Can your program handle all of the diverse examples (in different file formats)?

Here is one way to download the data to Colab by downloading my archive and unpacking. The files will be written to subdirectory Testdata

In [None]:
%%bash
ARC=testdata.tar.gz
if [ -e "$ARC" ] ; then rm -rf "$ARC" ; fi
wget "https://www.lix.polytechnique.fr/~will/Teaching/INF588-2021/$ARC" > /dev/null 2>&1
tar xvzf "$ARC"

## You can start coding here...

Some words about coding environments (as already discussed before): It can be convenient to start the work for the project on Colab - in this way, one does not have to install Python, Bioconda and Vienna RNA locally. In the longer run (from next session), it will have advantages to run in a local Jupyter Notebook (e.g. install via ```conda install jupyter```) or some other local Python environment. This is mainly, since running larger computations in Colab is tricky and as well, Colab will require you to reinstall conda, biopython and viennarna in each new Colab session.

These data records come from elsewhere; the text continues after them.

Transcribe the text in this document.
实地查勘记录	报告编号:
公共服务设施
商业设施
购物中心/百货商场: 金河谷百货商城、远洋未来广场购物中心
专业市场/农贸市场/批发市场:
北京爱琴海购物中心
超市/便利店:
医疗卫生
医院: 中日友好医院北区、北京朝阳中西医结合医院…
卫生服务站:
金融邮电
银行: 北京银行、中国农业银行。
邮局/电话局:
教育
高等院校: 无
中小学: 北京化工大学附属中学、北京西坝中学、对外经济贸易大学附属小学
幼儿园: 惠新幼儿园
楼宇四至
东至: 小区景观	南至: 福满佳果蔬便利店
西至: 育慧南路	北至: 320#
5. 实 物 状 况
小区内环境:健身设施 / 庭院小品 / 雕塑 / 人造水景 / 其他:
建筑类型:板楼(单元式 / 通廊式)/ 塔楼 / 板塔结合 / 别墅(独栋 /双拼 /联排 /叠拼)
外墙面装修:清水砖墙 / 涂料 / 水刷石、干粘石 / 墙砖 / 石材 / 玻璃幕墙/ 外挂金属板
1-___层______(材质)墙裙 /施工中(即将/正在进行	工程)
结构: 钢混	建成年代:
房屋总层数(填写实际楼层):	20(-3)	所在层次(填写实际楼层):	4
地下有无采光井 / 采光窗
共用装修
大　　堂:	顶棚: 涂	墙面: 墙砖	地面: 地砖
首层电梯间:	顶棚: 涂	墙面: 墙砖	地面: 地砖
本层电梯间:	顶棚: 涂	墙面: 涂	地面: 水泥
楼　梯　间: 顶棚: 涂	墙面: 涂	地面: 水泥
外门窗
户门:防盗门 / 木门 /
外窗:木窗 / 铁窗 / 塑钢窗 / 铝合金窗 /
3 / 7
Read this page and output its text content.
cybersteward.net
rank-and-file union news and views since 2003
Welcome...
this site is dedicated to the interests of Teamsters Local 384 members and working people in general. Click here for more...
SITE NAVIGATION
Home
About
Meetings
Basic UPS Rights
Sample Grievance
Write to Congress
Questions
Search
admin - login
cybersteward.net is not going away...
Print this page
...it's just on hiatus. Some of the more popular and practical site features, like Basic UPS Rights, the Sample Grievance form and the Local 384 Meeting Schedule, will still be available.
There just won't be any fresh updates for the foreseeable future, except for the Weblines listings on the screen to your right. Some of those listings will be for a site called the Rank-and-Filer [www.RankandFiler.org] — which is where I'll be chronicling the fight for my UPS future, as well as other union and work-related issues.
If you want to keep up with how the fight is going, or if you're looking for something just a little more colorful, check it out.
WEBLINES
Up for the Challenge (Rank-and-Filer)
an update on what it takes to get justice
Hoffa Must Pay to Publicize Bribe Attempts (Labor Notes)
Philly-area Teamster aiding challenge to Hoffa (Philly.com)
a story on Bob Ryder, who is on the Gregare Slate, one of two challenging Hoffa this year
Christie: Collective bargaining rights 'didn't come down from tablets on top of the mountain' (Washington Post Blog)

Unfortunately, Windows-users have the problem that the Vienna RNA package Python bindings / using ```module RNA``` will not work locally - a reasonable workaround can be to call the RNA prediction tools via system calls and parse their output (the Section "Using command line tools" shows how to do this).